Tag: writers

Spies are putting off writers

spyA survey of writers around the world by the PEN American Centre has found that a significant majority said they were deeply concerned with government surveillance.

Some have said that the spying has meant they have avoided, or have considered avoiding, controversial topics in their work or censored their posts or phone calls.

More than 75 percent of respondents in countries classified as “free,” 84 percent in “partly free” countries, and 80 percent in countries that were “not free” said that they were “very” or “somewhat” worried about government surveillance in their countries.

The survey was conducted anonymously online in Autumn 2014 and yielded 772 responses from fiction and nonfiction writers and related professionals, including translators and editors, in 50 countries.

Smaller numbers said they avoided or considered avoiding writing or speaking on certain subjects, with 34 percent in countries classified as free, 44 percent in partly free countries and 61 percent in not free countries reporting self-censorship. Respondents in similar percentages reported curtailing social media activity, or said they were considering it, because of surveillance.

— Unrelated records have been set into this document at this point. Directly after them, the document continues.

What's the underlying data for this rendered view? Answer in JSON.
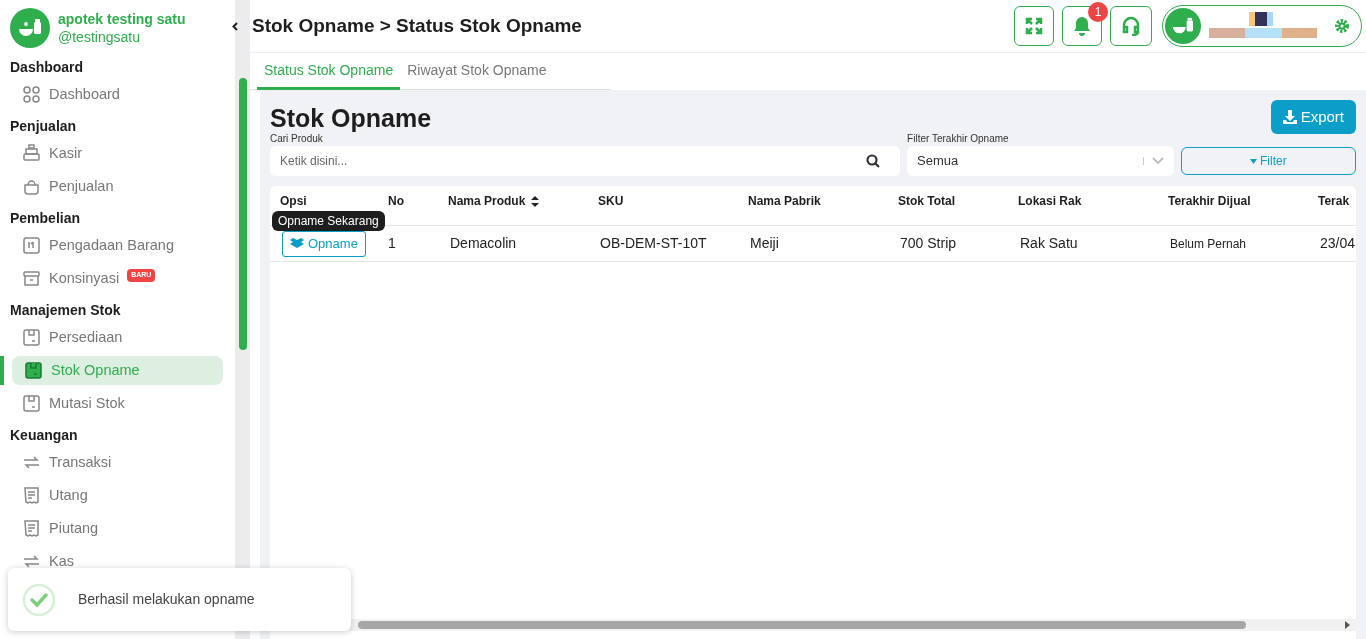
{
  "brand": {
    "name": "apotek testing satu",
    "handle": "@testingsatu"
  },
  "sidebar": {
    "sections": [
      {
        "title": "Dashboard",
        "items": [
          {
            "label": "Dashboard",
            "selected": false
          }
        ]
      },
      {
        "title": "Penjualan",
        "items": [
          {
            "label": "Kasir",
            "selected": false
          },
          {
            "label": "Penjualan",
            "selected": false
          }
        ]
      },
      {
        "title": "Pembelian",
        "items": [
          {
            "label": "Pengadaan Barang",
            "selected": false
          },
          {
            "label": "Konsinyasi",
            "selected": false,
            "badge": "BARU"
          }
        ]
      },
      {
        "title": "Manajemen Stok",
        "items": [
          {
            "label": "Persediaan",
            "selected": false
          },
          {
            "label": "Stok Opname",
            "selected": true
          },
          {
            "label": "Mutasi Stok",
            "selected": false
          }
        ]
      },
      {
        "title": "Keuangan",
        "items": [
          {
            "label": "Transaksi",
            "selected": false
          },
          {
            "label": "Utang",
            "selected": false
          },
          {
            "label": "Piutang",
            "selected": false
          },
          {
            "label": "Kas",
            "selected": false
          }
        ]
      }
    ]
  },
  "header": {
    "title": "Stok Opname > Status Stok Opname",
    "notification_count": "1"
  },
  "tabs": [
    {
      "label": "Status Stok Opname",
      "selected": true
    },
    {
      "label": "Riwayat Stok Opname",
      "selected": false
    }
  ],
  "page": {
    "title": "Stok Opname",
    "export_button": "Export",
    "search": {
      "label": "Cari Produk",
      "placeholder": "Ketik disini..."
    },
    "filter_select": {
      "label": "Filter Terakhir Opname",
      "value": "Semua"
    },
    "filter_button": "Filter"
  },
  "table": {
    "columns": [
      "Opsi",
      "No",
      "Nama Produk",
      "SKU",
      "Nama Pabrik",
      "Stok Total",
      "Lokasi Rak",
      "Terakhir Dijual",
      "Terak"
    ],
    "rows": [
      {
        "tooltip": "Opname Sekarang",
        "cells": [
          "Opname",
          "1",
          "Demacolin",
          "OB-DEM-ST-10T",
          "Meiji",
          "700 Strip",
          "Rak Satu",
          "Belum Pernah",
          "23/04"
        ]
      }
    ]
  },
  "toast": {
    "message": "Berhasil melakukan opname"
  }
}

The executive director of the PEN American Centre, Suzanne Nossel, said that the findings, taken together with those of a 2013 PEN survey of writers in the United States, indicate that mass surveillance is significantly damaging free expression and the free flow of information around the world.

“Writers are the ones who experience encroachments on freedom of expression most acutely, or first,”. Nossel said. “The idea that we are seeing some similar patterns in free countries to those we’ve traditionally associated with unfree countries is pretty distressing.”

The survey added that mass surveillance by the United States government had damaged its reputation as a defender of free expression, with some 36 percent in other “free” countries and 32 percent in “less free” countries saying freedom of expression had less protection in the United States than in their nations.